There was no way I was going to paddle out today. Yes, it was a glorious day. But looks can be deceiving. Don't forget, it rained a couple of days ago. Although it wasn't the kind of rain they get in Seattle, it was still enough to wash everything out of the storm drains and into the ocean. Nope, I ain't goin' out like that.

I spent the morning on my bike. You know what? Whatever it was that I loved about cycling . . . is long gone. Now, cycling is merely a means to an end; it keeps me fit to surf. Granted, I can still roll when I need to. It's not like I'm bemoaning skills and power I once had. I could regain them if I so chose. Well, I don't (so choose). While I rode with this group of mostly novice cyclists, I couldn't help but think about surfing. When I get on a bike, I look and ride like someone who is completely at ease. Even when I'm dying, I know how to stay loose. I know how to look like it doesn't hurt. In other words, I know exactly what I'm doing when I'm on the bike. That's the result of almost 20 years in the saddle. And it's this kind of calm, cool and collectedness that I envy in people who've been surfing for decades. I know I'm finally coming into my own as a surfer. The kook moments are less and less frequent, but they're still there. (The cycling term for a "kook" is a "Fred". I no longer have Fred moments on the bike.) My one regret regarding surfing is that I didn't start sooner. I love seeing surfers who, although they may be out of shape or may have been away from surfing for years, have that innate sense of self as one with the board. So they can get in the water after a long break and still surf so well that you can't take your eyes off them. That's how it is with me on the bike. I can see heads turning as I pedal up to the front of the group without breathing hard. The silence is deafening when we pull up to a light and everyone takes a foot out of the pedal to rest on the ground . . . everyone, that is, but me. I just stand there balancing. It's not a matter of showing off. It's something I've been doing for years, something that makes your cycling life much easier (because you simply pedal away when the light changes—you don't have to struggle with getting your foot back in the pedal). I thought of these things while I was riding. People envied me for my skills and the seeming ease with which I rode. This is the same envy I feel for surfers who've been at it a long time. They don't even have to try. They just do it. Everything about surfing is second nature to them. I long to get to that point in my surfing, but I fear that I started surfing too late in life to ever experience this myself. While I was in the group this morning, I wanted to yell, "Don't you people realize I don't even like riding my bike anymore?"

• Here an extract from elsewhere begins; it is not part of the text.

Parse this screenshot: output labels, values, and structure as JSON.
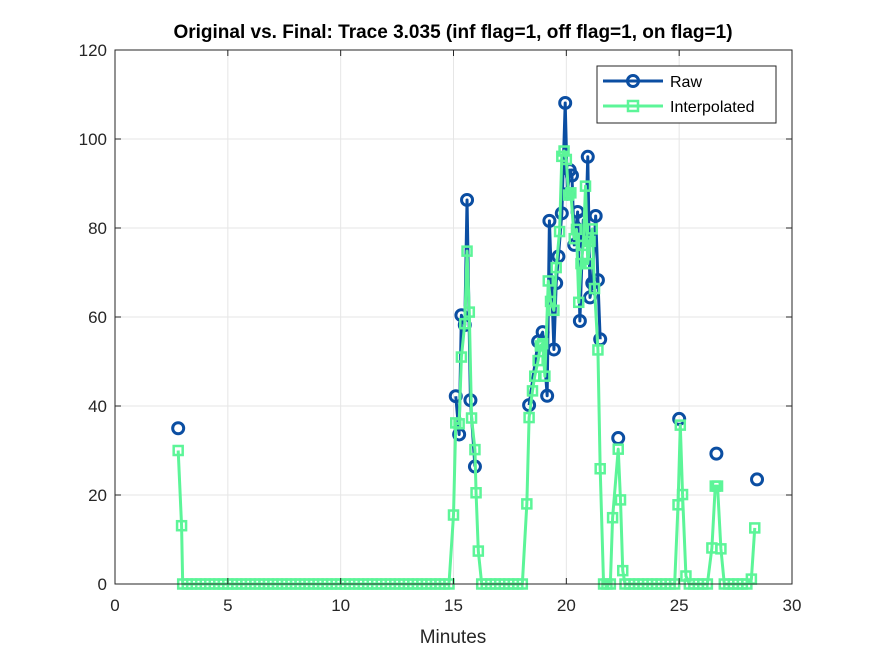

I guess, in some ways, it's about paying your dues. I paid dues for years on that bike. There were periods in my life when I could think of nothing else but the bike (even though I managed to get two advanced degrees during some of those years). I've yet to pay those kind of dues on on the board. It all comes with time and I know that. But, damn!! I'll be in my late fifties by the time I've spent as many years on the surfboards as I have on my bike! I just hope I still have my fitness and my stoke then.

3 Comments:

At 2/24/07, 3:41 PM, Blogger Whiffleboy said...

I've given up on hoping to ever reach that point as a surfer. I'm much better at other things and that's just the way it is.

 
At 2/24/07, 7:45 PM, Anonymous Patch said...

As long as you have the desire to surf, everything else falls into place.

 
At 2/26/07, 11:40 AM, Blogger clayfin said...

What Whiff said! My career as an "athlete" began and ended with 4th grade Little League - it wasn't going to be. I'm just happy that I'm in decent physical shape for a guy my age, and that I get to surf as much as I do.